The quite brilliant blip-fest that is Activity 2 attests to this with a sort of startling sureness that makes the question as to why Soft Fall was ever imbued with any vocals whatsoever a wholly baffling one. It's one of the most accomplished instrumental cut and paste jobs since, well, Since I Left You and indeed it's arguably accomplished enough to be bracketed in with The Avalanches' one and only. Cinematic, and expansive, and compelling, and immediately involving it's contemporary composition at its finest; minimalism fleshed out to maximum effect. It evidences no extraneousness – just pure magnificence. A sprinkling of this is carried on over into Wild Palms and, whilst preferable to both the band and Bruce Wagner's sci-fi bore of the same name, it sees Barthmus revert to all that superfluous moaning and groaning previous. "I dagger through the deep blue/ Just to reach your wild palms" he blares on the blandest of choruses, his voice here further removed from feeling. It makes for a peculiar juxtaposition, therefore, that his musics be so richly textured only for his voice to be found so lacking in finish. Musically, much of this is pristine. Vocally, most of this is poor.

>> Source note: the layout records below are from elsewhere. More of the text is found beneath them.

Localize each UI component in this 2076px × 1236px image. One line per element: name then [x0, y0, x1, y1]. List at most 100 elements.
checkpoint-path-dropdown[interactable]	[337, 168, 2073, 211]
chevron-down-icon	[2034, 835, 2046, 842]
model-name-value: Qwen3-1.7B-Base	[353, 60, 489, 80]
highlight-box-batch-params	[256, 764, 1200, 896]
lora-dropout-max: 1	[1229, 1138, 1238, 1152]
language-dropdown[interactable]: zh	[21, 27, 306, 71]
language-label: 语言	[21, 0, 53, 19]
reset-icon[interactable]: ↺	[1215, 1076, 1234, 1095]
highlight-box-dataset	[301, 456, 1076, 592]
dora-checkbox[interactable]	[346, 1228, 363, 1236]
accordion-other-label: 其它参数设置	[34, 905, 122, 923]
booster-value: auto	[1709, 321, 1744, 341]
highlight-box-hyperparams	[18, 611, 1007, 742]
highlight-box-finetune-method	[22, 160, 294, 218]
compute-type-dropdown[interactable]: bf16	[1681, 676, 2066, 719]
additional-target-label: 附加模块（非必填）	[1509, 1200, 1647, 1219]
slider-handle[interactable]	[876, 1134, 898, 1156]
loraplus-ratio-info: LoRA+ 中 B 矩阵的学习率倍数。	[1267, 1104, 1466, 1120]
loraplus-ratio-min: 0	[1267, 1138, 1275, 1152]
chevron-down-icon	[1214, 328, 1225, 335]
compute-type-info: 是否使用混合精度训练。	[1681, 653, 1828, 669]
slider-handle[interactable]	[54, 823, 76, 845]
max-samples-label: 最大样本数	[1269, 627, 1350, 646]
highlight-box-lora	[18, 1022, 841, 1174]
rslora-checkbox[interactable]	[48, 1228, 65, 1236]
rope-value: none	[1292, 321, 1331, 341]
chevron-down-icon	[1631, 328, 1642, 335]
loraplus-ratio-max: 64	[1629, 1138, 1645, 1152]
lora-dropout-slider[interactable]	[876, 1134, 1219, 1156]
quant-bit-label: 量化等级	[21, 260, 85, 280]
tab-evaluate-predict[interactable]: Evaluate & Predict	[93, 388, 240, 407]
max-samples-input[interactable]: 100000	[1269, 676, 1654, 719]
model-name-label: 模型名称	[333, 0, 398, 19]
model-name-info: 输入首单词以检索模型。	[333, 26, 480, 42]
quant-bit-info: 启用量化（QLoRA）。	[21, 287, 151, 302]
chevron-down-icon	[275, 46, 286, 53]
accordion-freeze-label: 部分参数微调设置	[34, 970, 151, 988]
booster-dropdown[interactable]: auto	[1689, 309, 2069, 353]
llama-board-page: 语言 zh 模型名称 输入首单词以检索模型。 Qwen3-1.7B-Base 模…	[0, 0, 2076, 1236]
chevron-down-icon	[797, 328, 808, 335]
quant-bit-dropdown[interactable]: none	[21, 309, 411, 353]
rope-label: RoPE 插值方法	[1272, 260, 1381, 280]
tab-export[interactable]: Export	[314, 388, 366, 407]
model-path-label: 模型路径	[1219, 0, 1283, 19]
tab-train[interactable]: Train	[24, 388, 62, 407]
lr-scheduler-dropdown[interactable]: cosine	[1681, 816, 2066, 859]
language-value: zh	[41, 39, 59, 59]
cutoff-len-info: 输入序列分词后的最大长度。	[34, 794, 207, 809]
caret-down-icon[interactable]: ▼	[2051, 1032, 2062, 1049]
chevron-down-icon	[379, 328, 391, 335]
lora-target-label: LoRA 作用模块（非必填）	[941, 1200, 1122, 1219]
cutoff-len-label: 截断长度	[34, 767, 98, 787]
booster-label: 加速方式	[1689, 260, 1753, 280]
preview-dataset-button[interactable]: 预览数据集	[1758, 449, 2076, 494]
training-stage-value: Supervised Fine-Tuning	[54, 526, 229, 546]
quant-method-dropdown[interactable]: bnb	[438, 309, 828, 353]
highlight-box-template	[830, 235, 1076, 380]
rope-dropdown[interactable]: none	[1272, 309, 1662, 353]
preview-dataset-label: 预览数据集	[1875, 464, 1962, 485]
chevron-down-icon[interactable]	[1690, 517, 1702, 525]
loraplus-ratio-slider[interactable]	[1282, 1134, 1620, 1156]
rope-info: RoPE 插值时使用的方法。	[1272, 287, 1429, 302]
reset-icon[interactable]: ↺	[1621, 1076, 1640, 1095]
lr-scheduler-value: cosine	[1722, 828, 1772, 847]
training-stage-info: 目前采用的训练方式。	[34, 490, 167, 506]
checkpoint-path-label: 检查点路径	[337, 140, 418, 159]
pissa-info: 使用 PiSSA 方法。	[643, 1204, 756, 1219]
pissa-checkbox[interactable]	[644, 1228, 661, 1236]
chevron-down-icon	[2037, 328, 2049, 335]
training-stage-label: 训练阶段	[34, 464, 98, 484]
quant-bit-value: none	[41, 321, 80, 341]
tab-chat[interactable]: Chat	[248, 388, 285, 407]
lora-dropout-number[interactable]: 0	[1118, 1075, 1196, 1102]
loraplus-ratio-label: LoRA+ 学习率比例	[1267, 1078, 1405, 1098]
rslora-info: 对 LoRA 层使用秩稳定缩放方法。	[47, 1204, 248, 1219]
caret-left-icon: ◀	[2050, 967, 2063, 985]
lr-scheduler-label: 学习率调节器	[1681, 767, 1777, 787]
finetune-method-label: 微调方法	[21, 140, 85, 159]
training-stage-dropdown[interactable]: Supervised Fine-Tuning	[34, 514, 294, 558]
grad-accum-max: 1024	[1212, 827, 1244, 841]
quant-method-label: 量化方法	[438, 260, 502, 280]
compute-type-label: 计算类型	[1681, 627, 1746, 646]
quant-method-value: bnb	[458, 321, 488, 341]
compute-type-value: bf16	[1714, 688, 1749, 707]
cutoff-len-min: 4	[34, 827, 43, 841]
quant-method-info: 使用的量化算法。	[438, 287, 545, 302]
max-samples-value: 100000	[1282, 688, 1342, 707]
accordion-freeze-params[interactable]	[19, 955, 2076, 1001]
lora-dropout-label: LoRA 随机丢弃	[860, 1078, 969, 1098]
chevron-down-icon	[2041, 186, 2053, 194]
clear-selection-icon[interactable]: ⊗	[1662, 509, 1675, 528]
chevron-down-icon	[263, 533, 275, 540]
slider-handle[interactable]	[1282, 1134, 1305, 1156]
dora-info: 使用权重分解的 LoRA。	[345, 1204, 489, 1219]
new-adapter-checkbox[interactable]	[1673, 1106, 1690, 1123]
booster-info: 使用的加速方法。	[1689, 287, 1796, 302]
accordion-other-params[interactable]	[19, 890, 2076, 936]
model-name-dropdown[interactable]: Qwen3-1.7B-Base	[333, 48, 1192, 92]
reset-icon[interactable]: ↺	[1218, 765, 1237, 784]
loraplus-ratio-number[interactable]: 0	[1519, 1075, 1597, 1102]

Furthermore, Barthmus' work is at its most lucid when it's at its most languid. Thus when Sun Airway accelerate, any impact diminishes as it does quite drastically on both the title track and the segueing Black Noise. Then: Activity 3. Another voiceless wonder, it ups the ante and recalls the swelling, electrocised modern baroque of Daedelus. It's as calculated as anything Archimedes ever came out with, and demonstrates for one final time how these interludes of sorts lamentably function as intervals in place of main attractions. Soft Fall could have been a quite remarkable EP. It is, instead, a most unmemorable LP. Which is something of a shame, really.